By dividing our total net income by the total number of months, I calculated that we saved $1359/month on average during my third quitting year. That’s nearly double what we saved each month throughout my first TWO quit-iversaries!!! ($750)

Net Assets

(Retirement Accounts, College Fund, Stocks)

Lastly, I took a look at our other investment accounts to make sure that we were still on track to save enough for college and retirement.

Mint Assets Over Time Chart
Mint “Assets Over Time” Chart

More good news! According to our Mint report, we were up about $124,000 over the course of the year. (To calculate this, just take the December Asset total and subtract the January Asset total to get your total saved for the year.) We stayed the course and continued to invest when the stock markets went down in February and March due to COVID-19, and it made all the difference.

We still aren’t putting in as much money each month as we used to, but our retirement accounts and college fund for our daughter continue to grow with interest.
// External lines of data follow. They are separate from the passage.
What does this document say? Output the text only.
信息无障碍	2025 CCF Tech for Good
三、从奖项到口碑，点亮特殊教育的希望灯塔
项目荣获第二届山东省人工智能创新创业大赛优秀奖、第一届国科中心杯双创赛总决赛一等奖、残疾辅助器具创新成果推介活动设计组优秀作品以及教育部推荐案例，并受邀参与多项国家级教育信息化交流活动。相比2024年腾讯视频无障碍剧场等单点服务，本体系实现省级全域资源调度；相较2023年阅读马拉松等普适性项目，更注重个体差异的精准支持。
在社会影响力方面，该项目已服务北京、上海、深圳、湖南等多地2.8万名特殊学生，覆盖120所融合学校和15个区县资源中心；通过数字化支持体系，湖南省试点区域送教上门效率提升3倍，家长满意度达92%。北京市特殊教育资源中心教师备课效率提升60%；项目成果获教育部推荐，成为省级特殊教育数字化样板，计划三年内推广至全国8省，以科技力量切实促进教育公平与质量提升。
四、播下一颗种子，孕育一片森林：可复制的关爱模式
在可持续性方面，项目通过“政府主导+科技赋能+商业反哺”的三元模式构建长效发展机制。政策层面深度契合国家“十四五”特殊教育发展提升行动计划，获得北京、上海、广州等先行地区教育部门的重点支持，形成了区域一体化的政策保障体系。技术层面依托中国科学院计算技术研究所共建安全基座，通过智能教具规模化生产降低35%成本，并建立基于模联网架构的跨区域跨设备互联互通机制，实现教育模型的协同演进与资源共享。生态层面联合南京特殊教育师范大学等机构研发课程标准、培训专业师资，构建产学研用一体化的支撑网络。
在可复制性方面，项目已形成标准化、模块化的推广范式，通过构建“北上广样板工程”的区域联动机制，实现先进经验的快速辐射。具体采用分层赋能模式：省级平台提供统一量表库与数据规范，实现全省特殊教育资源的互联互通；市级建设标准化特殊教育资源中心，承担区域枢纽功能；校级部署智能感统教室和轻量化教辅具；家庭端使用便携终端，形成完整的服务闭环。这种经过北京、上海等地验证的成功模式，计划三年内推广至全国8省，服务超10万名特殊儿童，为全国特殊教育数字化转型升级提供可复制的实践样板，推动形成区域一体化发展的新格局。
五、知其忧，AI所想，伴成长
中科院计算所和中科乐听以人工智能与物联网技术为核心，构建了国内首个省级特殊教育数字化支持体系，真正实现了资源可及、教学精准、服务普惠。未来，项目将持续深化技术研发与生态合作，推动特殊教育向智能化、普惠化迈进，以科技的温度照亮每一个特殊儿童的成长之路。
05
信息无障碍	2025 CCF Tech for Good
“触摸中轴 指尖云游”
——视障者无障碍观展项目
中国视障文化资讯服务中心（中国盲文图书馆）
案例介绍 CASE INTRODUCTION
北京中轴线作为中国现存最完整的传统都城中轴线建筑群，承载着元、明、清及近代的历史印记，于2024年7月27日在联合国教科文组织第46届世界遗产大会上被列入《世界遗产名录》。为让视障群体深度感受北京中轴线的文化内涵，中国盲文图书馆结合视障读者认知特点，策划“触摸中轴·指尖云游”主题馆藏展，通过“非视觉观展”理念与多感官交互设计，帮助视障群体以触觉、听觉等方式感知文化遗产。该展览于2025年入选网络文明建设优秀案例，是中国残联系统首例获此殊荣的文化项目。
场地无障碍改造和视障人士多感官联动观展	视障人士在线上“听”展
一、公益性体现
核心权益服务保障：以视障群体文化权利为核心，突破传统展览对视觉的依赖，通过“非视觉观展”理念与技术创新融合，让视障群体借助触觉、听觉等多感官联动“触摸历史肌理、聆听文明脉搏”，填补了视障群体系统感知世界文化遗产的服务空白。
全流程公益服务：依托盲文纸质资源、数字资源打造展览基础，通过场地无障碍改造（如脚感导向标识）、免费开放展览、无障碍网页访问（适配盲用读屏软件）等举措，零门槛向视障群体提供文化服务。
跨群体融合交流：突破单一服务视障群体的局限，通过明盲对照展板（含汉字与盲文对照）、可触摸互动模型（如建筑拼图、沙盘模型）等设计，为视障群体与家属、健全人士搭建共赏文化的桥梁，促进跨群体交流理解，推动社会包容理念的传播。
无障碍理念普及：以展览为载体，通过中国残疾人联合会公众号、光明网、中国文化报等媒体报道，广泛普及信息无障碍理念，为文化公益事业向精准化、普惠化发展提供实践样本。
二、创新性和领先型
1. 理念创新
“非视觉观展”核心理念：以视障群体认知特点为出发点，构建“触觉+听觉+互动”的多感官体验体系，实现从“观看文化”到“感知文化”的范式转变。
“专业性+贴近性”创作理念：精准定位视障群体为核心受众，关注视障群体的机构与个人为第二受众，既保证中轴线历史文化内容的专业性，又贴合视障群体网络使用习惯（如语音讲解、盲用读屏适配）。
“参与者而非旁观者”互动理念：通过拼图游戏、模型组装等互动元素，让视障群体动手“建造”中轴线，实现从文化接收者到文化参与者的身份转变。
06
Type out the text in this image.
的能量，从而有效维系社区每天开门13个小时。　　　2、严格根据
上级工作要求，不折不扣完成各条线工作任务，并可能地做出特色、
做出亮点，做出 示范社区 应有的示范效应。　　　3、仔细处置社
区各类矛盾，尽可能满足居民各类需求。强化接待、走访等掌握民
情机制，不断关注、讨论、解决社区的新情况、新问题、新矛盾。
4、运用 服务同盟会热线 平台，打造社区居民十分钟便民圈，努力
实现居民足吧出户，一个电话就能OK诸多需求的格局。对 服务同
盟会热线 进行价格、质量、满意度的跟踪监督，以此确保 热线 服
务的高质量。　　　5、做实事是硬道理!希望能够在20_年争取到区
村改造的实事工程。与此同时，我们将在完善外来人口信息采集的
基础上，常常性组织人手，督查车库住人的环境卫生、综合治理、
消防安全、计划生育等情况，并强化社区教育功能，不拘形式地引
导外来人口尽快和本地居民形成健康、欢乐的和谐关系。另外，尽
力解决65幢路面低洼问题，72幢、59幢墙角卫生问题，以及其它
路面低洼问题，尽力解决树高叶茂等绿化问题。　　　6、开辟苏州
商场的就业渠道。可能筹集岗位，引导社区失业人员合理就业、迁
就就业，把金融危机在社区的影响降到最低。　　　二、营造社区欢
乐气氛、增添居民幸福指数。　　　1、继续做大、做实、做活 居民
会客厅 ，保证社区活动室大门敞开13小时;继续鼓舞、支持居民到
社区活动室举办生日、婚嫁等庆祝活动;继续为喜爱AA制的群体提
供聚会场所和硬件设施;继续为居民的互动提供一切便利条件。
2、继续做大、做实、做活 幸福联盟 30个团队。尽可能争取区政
Yes, this is mostly all money that we can’t touch right now (without penalties), but we will some day!

Affordable college and comfortable retirement are still within our reach.

Our One-Salary Family Budget Results in a nutshell

It was another successful year of budgeting!

Our budget results showthat our net worth is $129,000 more than 12 months ago! (In Mint, look at “Trends>Net Worth>Over Time” and filter by “Last Year”.) That’s for two adults, one child, and three cats on just one teacher salary!

That’s almost TRIPLE the teacher salary. Mind blown. Again. 🤯

As you can see, not only did we make ends meet, but we still had some splurge buys, family fun AND continued to save for retirement, our child’s college, and emergencies.

After three years of living as a one-teaching-salary family, it feels good to know that we don’t need my old salary. We can continue to do this. Our budget results are proof!

Okay, I guess I’m a little less angry at 2020 now, maybe.

Despite the wonderful budgeting silver lining, good riddance, 2020! I’m happy to put you behind me.


If quitting your job and living as a one-salary family is something you dream about, you can make it happen too.

Don’t know where to start? Read my post here about making a budget. That’s the first step in reaching financial freedom- budgeting.

You’ve got to know what your money is doing. And then you can start telling it what to do.